If she did, she’d be another Polaroid on that wall by now.
So, theoretically, as long as Mary carried on acting like Mary…
like she never knew about that secret basement, she would stay out of danger, and the best way for her to do just that was to compartmentalize – something that she was brilliant at.
This wouldn’t be easy. Mary knew that. Especially given the fact that she had less than a day to get her mind wrapped around the absolute insanity of what she’d discovered and into the right frameset.
The idea was very straightforward. Mary would have to bundle the new Quaddra – the one with a basement of horrors under his office, the one with a sick urge to torture and murder innocent women – into a tight package and store that package away in a hidden compartment inside her mind.
That compartment wouldn’t be touched until she was ready to go to the police with the proof she needed.
The other Quaddra – the one that she had married, the one that she was conning, the one that she was falling in love with – would stay exactly where he was, at the forefront of her mind.
And that would be the Quaddra that she would see every time that she looked at him, every time that she kissed him.
That was the compartmentalization part of the plan.
The ‘obtain proof’ part of the plan was just as straightforward.
Quaddra kept the keys to his office on a keychain that he carried with him everywhere he went.
But because access to his secret basement came via a state-of-the-art Murphy door hidden behind a filing cabinet, a door that he had no idea that Mary knew about, that keychain was just that – a regular keychain.

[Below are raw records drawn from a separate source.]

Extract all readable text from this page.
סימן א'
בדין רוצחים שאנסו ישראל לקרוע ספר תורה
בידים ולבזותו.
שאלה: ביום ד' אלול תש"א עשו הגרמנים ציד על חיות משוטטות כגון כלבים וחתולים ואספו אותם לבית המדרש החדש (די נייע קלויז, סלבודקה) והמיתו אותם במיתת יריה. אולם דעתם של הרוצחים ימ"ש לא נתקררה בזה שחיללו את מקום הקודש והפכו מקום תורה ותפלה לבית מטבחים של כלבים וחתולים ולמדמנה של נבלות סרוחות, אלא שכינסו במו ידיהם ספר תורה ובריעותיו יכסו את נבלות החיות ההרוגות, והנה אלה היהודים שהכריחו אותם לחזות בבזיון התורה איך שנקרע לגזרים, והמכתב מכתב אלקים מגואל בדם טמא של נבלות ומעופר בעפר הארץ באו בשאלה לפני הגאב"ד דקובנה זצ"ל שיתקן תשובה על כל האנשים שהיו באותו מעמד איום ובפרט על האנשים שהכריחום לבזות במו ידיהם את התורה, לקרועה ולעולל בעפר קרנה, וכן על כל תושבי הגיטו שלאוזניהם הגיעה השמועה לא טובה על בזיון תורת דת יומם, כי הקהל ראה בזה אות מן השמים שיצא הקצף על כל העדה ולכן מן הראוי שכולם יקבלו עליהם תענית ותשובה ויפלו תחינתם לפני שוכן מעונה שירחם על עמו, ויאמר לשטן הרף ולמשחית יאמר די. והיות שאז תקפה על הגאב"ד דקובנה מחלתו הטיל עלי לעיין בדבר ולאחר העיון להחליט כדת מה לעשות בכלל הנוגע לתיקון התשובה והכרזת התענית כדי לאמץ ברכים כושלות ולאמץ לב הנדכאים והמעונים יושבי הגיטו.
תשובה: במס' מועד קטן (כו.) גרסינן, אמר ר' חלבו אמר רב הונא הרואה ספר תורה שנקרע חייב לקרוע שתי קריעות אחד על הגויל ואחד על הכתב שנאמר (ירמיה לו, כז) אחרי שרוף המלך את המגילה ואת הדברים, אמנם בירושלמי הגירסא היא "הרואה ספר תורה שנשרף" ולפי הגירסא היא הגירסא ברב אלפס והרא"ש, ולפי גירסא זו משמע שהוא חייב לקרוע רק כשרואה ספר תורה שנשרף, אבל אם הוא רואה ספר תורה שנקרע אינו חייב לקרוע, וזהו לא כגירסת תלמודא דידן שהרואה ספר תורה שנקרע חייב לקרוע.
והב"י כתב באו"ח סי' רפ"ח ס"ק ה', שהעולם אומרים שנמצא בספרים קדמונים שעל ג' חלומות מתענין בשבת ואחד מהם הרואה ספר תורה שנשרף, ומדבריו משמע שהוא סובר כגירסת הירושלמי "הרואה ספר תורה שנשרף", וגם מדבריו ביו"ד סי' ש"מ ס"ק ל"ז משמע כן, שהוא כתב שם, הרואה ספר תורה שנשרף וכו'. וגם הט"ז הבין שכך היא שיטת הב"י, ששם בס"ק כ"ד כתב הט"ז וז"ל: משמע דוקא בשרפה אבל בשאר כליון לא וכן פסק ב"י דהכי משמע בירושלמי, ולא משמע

He didn’t keep it on a piece of string around his neck at all times, or locked inside a combination safe somewhere.
When Quaddra was at home, he would empty his pockets onto his bedside table in their bedroom, and that was that.
The office key, together with his wallet, and whatever else he had in his pockets, would be right there – on the table.
Mary saw that key every day. All that she needed to do now was grab it, and she was planning on doing so as soon as possible for a very simple reason – the compartmentalization of the two Quaddras wouldn’t be easy to execute, but Mary knew that she could do it, she just didn’t know how long she’d be able to do it for before the enormity of the danger that she was putting herself under began to really creep in, and once that happened – game over.